The three main political parties firmly support immigration, no doubt aware of the large numbers in the electorate who are immigrants themselves. An estimated 21.5% of Canada’s 33 million residents are first-generation immigrants while second-generation immigrants account for another 17.4%.
Prime Minister Justin Trudeau’s governing Liberal Party, with solid backing from the social democratic New Democratic Party, has made immigration a key element of its economic program with an eye to addressing post-pandemic labor shortages.
“Newcomers enrich and better our communities, and they work every day to create jobs, care for our loved ones and support local businesses,” Fraser said earlier this year. “Without them, Canada would not have been able to overcome challenges in critical industries and sectors of the economy over the past two years.”
There is no serious disagreement on that point from the Progressive Conservative Party opposition, which makes no secret of its disdain for most Trudeau policies.
"Canada’s Conservative Party is a pro-immigration party and Canada benefits from an efficient and effective immigration system," said Jasraj Singh Hallan, his party’s chief spokesperson in Parliament for immigration issues. "We need to continue to attract and retain skilled newcomers to Canada,” he told VOA.
Hallan did take a jab at Trudeau’s Liberals, saying that “immigration backlogs and mismanagement of the immigration system has led to far too many people hoping to come to Canada stuck in limbo, unsure of when they will be able to come here and start their lives."
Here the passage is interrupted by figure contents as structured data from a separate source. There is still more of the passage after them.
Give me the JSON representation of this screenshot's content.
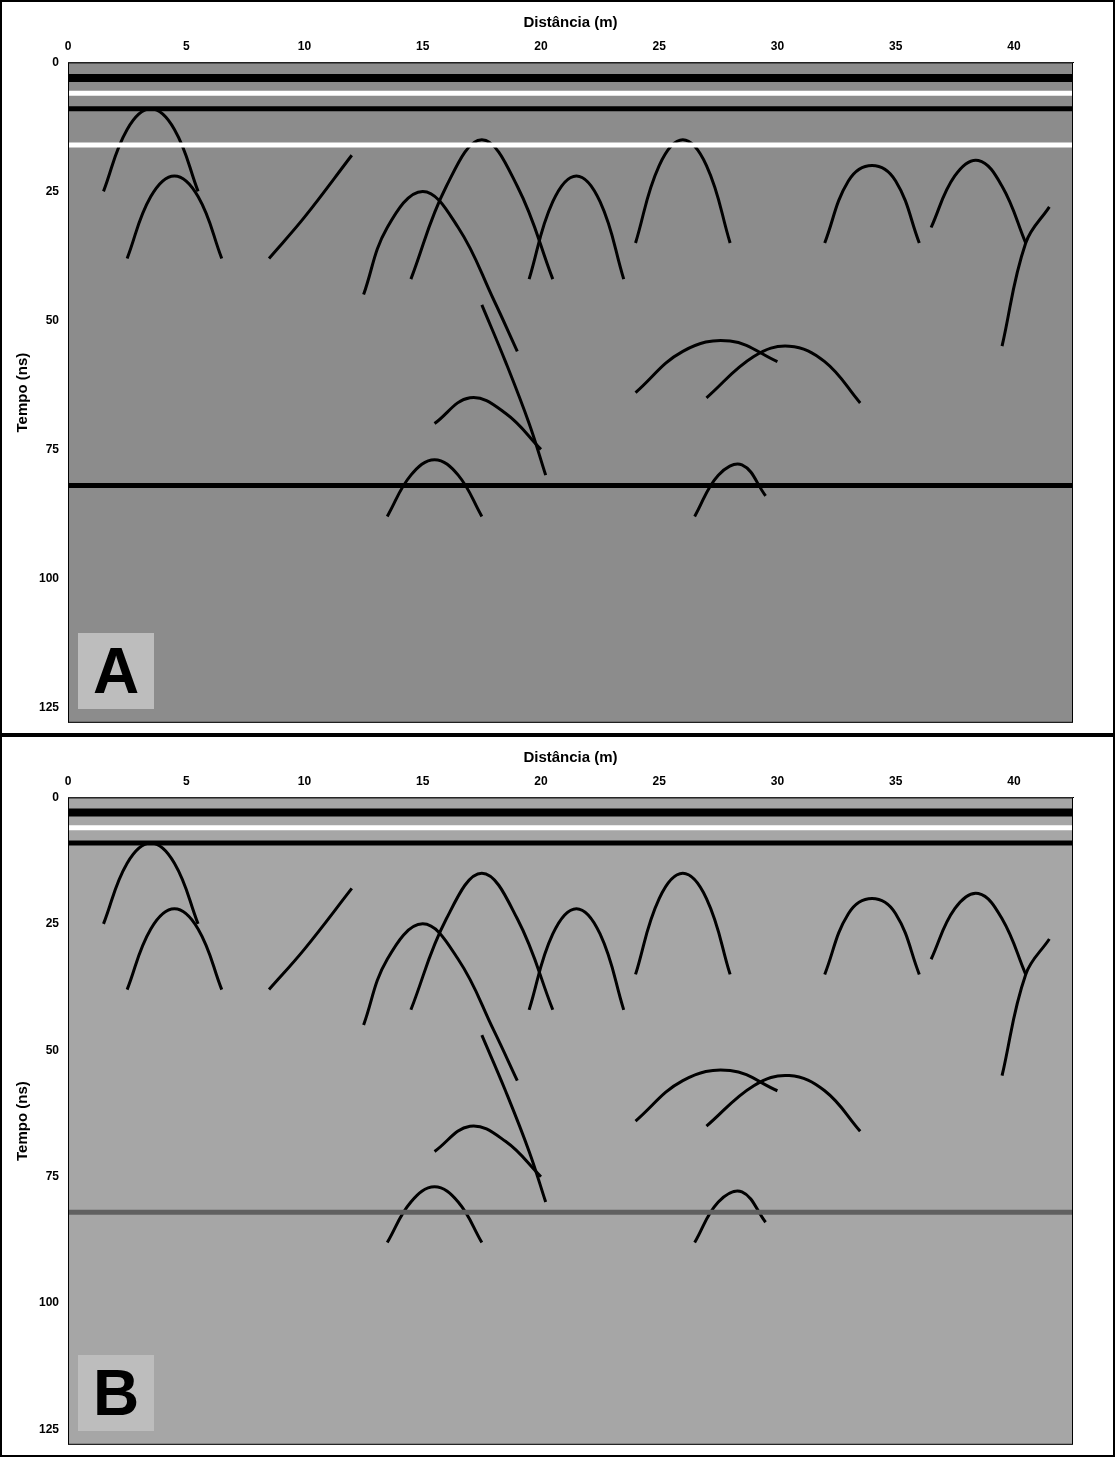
{
  "chart_data": [
    {
      "type": "line",
      "title": "A",
      "x_label": "Distância (m)",
      "y_label": "Tempo (ns)",
      "xlim": [
        0,
        42.5
      ],
      "xticks": [
        0,
        5,
        10,
        15,
        20,
        25,
        30,
        35,
        40
      ],
      "ylim": [
        0,
        128
      ],
      "yticks": [
        0,
        25,
        50,
        75,
        100,
        125
      ],
      "grid": false,
      "series": [
        {
          "color": "#000000",
          "x": [
            0,
            42.5
          ],
          "values": [
            3,
            3
          ]
        },
        {
          "color": "#ffffff",
          "x": [
            0,
            42.5
          ],
          "values": [
            6,
            6
          ]
        },
        {
          "color": "#000000",
          "x": [
            0,
            42.5
          ],
          "values": [
            9,
            9
          ]
        },
        {
          "color": "#ffffff",
          "x": [
            0,
            42.5
          ],
          "values": [
            16,
            16
          ]
        },
        {
          "color": "#000000",
          "x": [
            0,
            42.5
          ],
          "values": [
            82,
            82
          ]
        },
        {
          "color": "#000000",
          "x": [
            1.5,
            2.5,
            3.5,
            4.5,
            5.5
          ],
          "values": [
            25,
            13,
            9,
            13,
            25
          ]
        },
        {
          "color": "#000000",
          "x": [
            2.5,
            3.5,
            4.5,
            5.5,
            6.5
          ],
          "values": [
            38,
            26,
            22,
            26,
            38
          ]
        },
        {
          "color": "#000000",
          "x": [
            8.5,
            10,
            12
          ],
          "values": [
            38,
            30,
            18
          ]
        },
        {
          "color": "#000000",
          "x": [
            12.5,
            13.5,
            15,
            16.5,
            18,
            19
          ],
          "values": [
            45,
            32,
            25,
            32,
            46,
            56
          ]
        },
        {
          "color": "#000000",
          "x": [
            14.5,
            16,
            17.5,
            19,
            20.5
          ],
          "values": [
            42,
            24,
            15,
            24,
            42
          ]
        },
        {
          "color": "#000000",
          "x": [
            19.5,
            20.5,
            21.5,
            22.5,
            23.5
          ],
          "values": [
            42,
            27,
            22,
            27,
            42
          ]
        },
        {
          "color": "#000000",
          "x": [
            24,
            25,
            26,
            27,
            28
          ],
          "values": [
            35,
            20,
            15,
            20,
            35
          ]
        },
        {
          "color": "#000000",
          "x": [
            17.5,
            18.5,
            19.5,
            20.2
          ],
          "values": [
            47,
            58,
            70,
            80
          ]
        },
        {
          "color": "#000000",
          "x": [
            15.5,
            17,
            18.5,
            20
          ],
          "values": [
            70,
            65,
            68,
            75
          ]
        },
        {
          "color": "#000000",
          "x": [
            24,
            26,
            28,
            30
          ],
          "values": [
            64,
            56,
            54,
            58
          ]
        },
        {
          "color": "#000000",
          "x": [
            27,
            29,
            30.5,
            32,
            33.5
          ],
          "values": [
            65,
            57,
            55,
            58,
            66
          ]
        },
        {
          "color": "#000000",
          "x": [
            32,
            33,
            34,
            35,
            36
          ],
          "values": [
            35,
            23,
            20,
            23,
            35
          ]
        },
        {
          "color": "#000000",
          "x": [
            36.5,
            37.5,
            38.5,
            39.5,
            40.5
          ],
          "values": [
            32,
            22,
            19,
            24,
            35
          ]
        },
        {
          "color": "#000000",
          "x": [
            39.5,
            40.5,
            41.5
          ],
          "values": [
            55,
            35,
            28
          ]
        },
        {
          "color": "#000000",
          "x": [
            13.5,
            14.5,
            15.5,
            16.5,
            17.5
          ],
          "values": [
            88,
            80,
            77,
            80,
            88
          ]
        },
        {
          "color": "#000000",
          "x": [
            26.5,
            27.5,
            28.5,
            29.5
          ],
          "values": [
            88,
            80,
            78,
            84
          ]
        }
      ]
    },
    {
      "type": "line",
      "title": "B",
      "x_label": "Distância (m)",
      "y_label": "Tempo (ns)",
      "xlim": [
        0,
        42.5
      ],
      "xticks": [
        0,
        5,
        10,
        15,
        20,
        25,
        30,
        35,
        40
      ],
      "ylim": [
        0,
        128
      ],
      "yticks": [
        0,
        25,
        50,
        75,
        100,
        125
      ],
      "grid": false,
      "series": [
        {
          "color": "#000000",
          "x": [
            0,
            42.5
          ],
          "values": [
            3,
            3
          ]
        },
        {
          "color": "#ffffff",
          "x": [
            0,
            42.5
          ],
          "values": [
            6,
            6
          ]
        },
        {
          "color": "#000000",
          "x": [
            0,
            42.5
          ],
          "values": [
            9,
            9
          ]
        },
        {
          "color": "#606060",
          "x": [
            0,
            42.5
          ],
          "values": [
            82,
            82
          ]
        },
        {
          "color": "#000000",
          "x": [
            1.5,
            2.5,
            3.5,
            4.5,
            5.5
          ],
          "values": [
            25,
            13,
            9,
            13,
            25
          ]
        },
        {
          "color": "#000000",
          "x": [
            2.5,
            3.5,
            4.5,
            5.5,
            6.5
          ],
          "values": [
            38,
            26,
            22,
            26,
            38
          ]
        },
        {
          "color": "#000000",
          "x": [
            8.5,
            10,
            12
          ],
          "values": [
            38,
            30,
            18
          ]
        },
        {
          "color": "#000000",
          "x": [
            12.5,
            13.5,
            15,
            16.5,
            18,
            19
          ],
          "values": [
            45,
            32,
            25,
            32,
            46,
            56
          ]
        },
        {
          "color": "#000000",
          "x": [
            14.5,
            16,
            17.5,
            19,
            20.5
          ],
          "values": [
            42,
            24,
            15,
            24,
            42
          ]
        },
        {
          "color": "#000000",
          "x": [
            19.5,
            20.5,
            21.5,
            22.5,
            23.5
          ],
          "values": [
            42,
            27,
            22,
            27,
            42
          ]
        },
        {
          "color": "#000000",
          "x": [
            24,
            25,
            26,
            27,
            28
          ],
          "values": [
            35,
            20,
            15,
            20,
            35
          ]
        },
        {
          "color": "#000000",
          "x": [
            17.5,
            18.5,
            19.5,
            20.2
          ],
          "values": [
            47,
            58,
            70,
            80
          ]
        },
        {
          "color": "#000000",
          "x": [
            15.5,
            17,
            18.5,
            20
          ],
          "values": [
            70,
            65,
            68,
            75
          ]
        },
        {
          "color": "#000000",
          "x": [
            24,
            26,
            28,
            30
          ],
          "values": [
            64,
            56,
            54,
            58
          ]
        },
        {
          "color": "#000000",
          "x": [
            27,
            29,
            30.5,
            32,
            33.5
          ],
          "values": [
            65,
            57,
            55,
            58,
            66
          ]
        },
        {
          "color": "#000000",
          "x": [
            32,
            33,
            34,
            35,
            36
          ],
          "values": [
            35,
            23,
            20,
            23,
            35
          ]
        },
        {
          "color": "#000000",
          "x": [
            36.5,
            37.5,
            38.5,
            39.5,
            40.5
          ],
          "values": [
            32,
            22,
            19,
            24,
            35
          ]
        },
        {
          "color": "#000000",
          "x": [
            39.5,
            40.5,
            41.5
          ],
          "values": [
            55,
            35,
            28
          ]
        },
        {
          "color": "#000000",
          "x": [
            13.5,
            14.5,
            15.5,
            16.5,
            17.5
          ],
          "values": [
            88,
            80,
            77,
            80,
            88
          ]
        },
        {
          "color": "#000000",
          "x": [
            26.5,
            27.5,
            28.5,
            29.5
          ],
          "values": [
            88,
            80,
            78,
            84
          ]
        }
      ]
    }
  ]
}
He added that his party’s goal is "to make our country the top destination for skilled immigrants who can contribute to our economy and communities."
A populist party founded in 2018, the People’s Party of Canada, has called for greater restrictions on immigration, but it has no members in Parliament and is generally regarded as a fringe grouping. It received about 5% of the popular vote in last year’s general election.
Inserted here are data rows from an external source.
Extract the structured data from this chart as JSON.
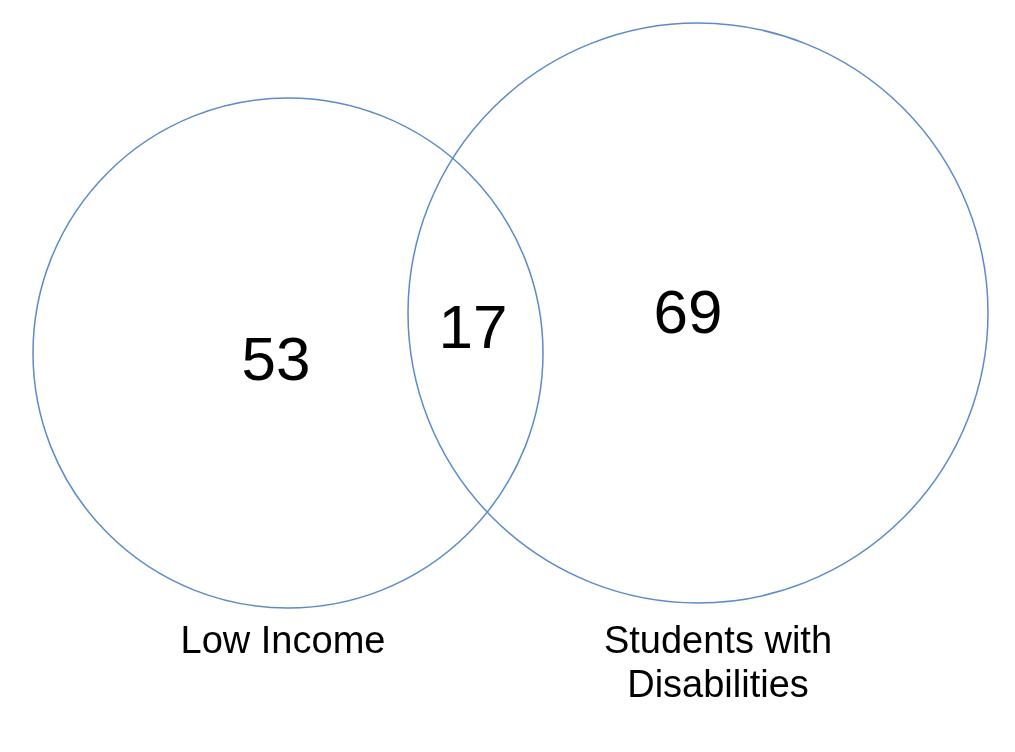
{
  "chart_data": {
    "type": "other",
    "categories": [
      "Low Income",
      null,
      "Students with Disabilities"
    ],
    "values": [
      53,
      17,
      69
    ],
    "color": "#5b8bc9",
    "data_labels": true
  }
}
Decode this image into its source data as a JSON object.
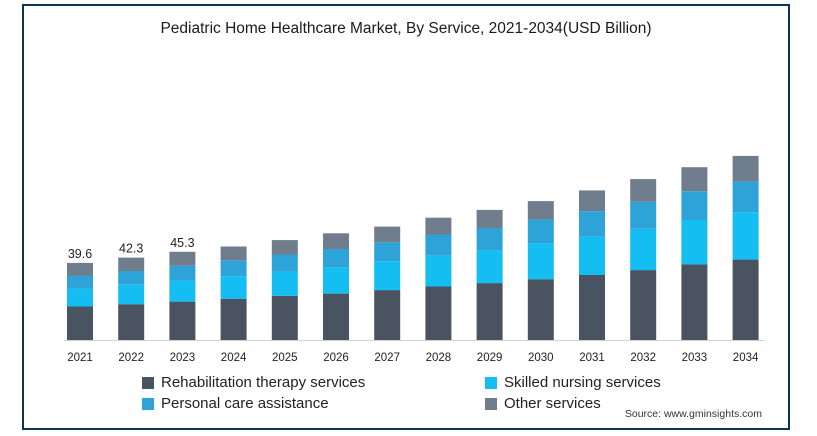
{
  "chart_data": {
    "type": "bar",
    "stacked": true,
    "title": "Pediatric Home Healthcare Market, By Service, 2021-2034(USD Billion)",
    "categories": [
      "2021",
      "2022",
      "2023",
      "2024",
      "2025",
      "2026",
      "2027",
      "2028",
      "2029",
      "2030",
      "2031",
      "2032",
      "2033",
      "2034"
    ],
    "series": [
      {
        "name": "Rehabilitation therapy services",
        "color": "#4a5360",
        "values": [
          17.2,
          18.4,
          19.7,
          21.2,
          22.7,
          23.8,
          25.6,
          27.5,
          29.2,
          31.2,
          33.4,
          35.9,
          38.8,
          41.3
        ]
      },
      {
        "name": "Skilled nursing services",
        "color": "#14bdf2",
        "values": [
          9.3,
          10.0,
          10.8,
          11.5,
          12.4,
          13.5,
          14.8,
          15.9,
          16.8,
          18.5,
          19.8,
          21.2,
          22.8,
          24.3
        ]
      },
      {
        "name": "Personal care assistance",
        "color": "#2ea3d8",
        "values": [
          6.6,
          7.0,
          7.6,
          8.2,
          8.8,
          9.4,
          9.8,
          10.8,
          11.5,
          12.2,
          13.0,
          13.9,
          14.8,
          15.8
        ]
      },
      {
        "name": "Other services",
        "color": "#6f7d8c",
        "values": [
          6.5,
          6.9,
          7.2,
          7.1,
          7.4,
          8.1,
          8.0,
          8.6,
          9.3,
          9.4,
          10.6,
          11.6,
          12.3,
          13.1
        ]
      }
    ],
    "data_labels": [
      "39.6",
      "42.3",
      "45.3"
    ],
    "ylim": [
      0,
      115
    ],
    "xlabel": "",
    "ylabel": "",
    "legend_position": "bottom",
    "grid": false
  },
  "source": "Source: www.gminsights.com"
}
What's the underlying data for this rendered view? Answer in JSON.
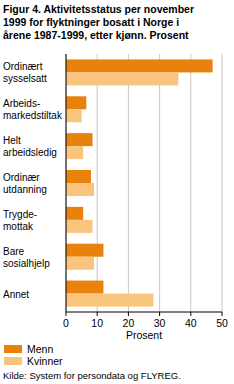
{
  "chart_data": {
    "type": "bar",
    "orientation": "horizontal",
    "title": "Figur 4. Aktivitetsstatus per november\n1999 for flyktninger bosatt i Norge i\nårene 1987-1999, etter kjønn. Prosent",
    "x_label": "Prosent",
    "source": "Kilde: System for persondata og FLYREG.",
    "categories": [
      "Ordinært\nsysselsatt",
      "Arbeids-\nmarkedstiltak",
      "Helt\narbeidsledig",
      "Ordinær\nutdanning",
      "Trygde-\nmottak",
      "Bare\nsosialhjelp",
      "Annet"
    ],
    "series": [
      {
        "name": "Menn",
        "color": "#e8820c",
        "values": [
          47,
          6.5,
          8.5,
          8,
          5.5,
          12,
          12
        ]
      },
      {
        "name": "Kvinner",
        "color": "#f9c47e",
        "values": [
          36,
          5,
          5.5,
          9,
          8.5,
          9,
          28
        ]
      }
    ],
    "xlim": [
      0,
      50
    ],
    "xticks": [
      0,
      10,
      20,
      30,
      40,
      50
    ],
    "grid": true,
    "legend": "bottom"
  }
}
Like Hallan, the mainstream Canadian news media mainly direct their complaints about the overloaded immigration system at backlogs that have left 1.3 million applications still pending. The Canadian Broadcasting Corp. recently ran an article headlined, “Moving to Canada was harder than I thought. I'm not sure I'd do it again.”
Despite the official policies welcoming newcomers, immigration consultants warn that the process can be time-consuming and challenging.
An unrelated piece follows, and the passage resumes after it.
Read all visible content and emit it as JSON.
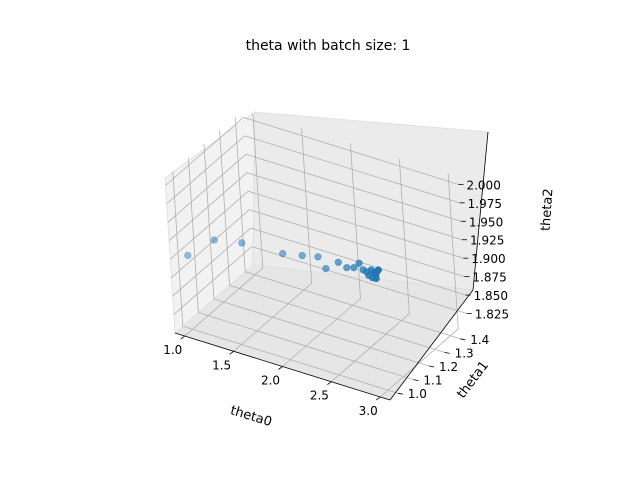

“Know your rights,” said Idil Atak of Toronto Metropolitan University. “Immigration and citizenship laws are complex and unstable. It is important for immigrants, including refugees, to inform themselves about the rights they hold in Canada and to use the sources available to them.
“Access to legal aid, a counsel, an interpreter or simply to accurate information can make a huge difference in putting together a successful citizenship application,” Atak told VOA. “Legal assistance and community organizations and some other nonprofit organizations offer useful advice and vital support in this process.”
And Nick Noorani, whose book Welcome to Canada is distributed to new immigrants by the Canadian government, noted that problems remain even after the official processes have been completed.
“Canadian employers tend to be risk-averse and some studies show systemic racism does play a role in [newcomers] being overlooked for opportunities and promotions,” Noorani said.
Harald Bauder, an immigration expert at Toronto Metropolitan University, wants all newcomers to appreciate that Canada is, in fact, “a settler colonial country” and that the only Canadians not descended from immigrants are the members of the aboriginal First Nations.
“Canada's Indigenous population has suffered of displacement, land appropriation and genocide on the hands of settlers,” Bauder told VOA. “An immigrant also becomes a settler, and with this role also has the responsibility to critically engage with settler colonialism, learn about Indigenous peoples and their fates, and commit to decolonization.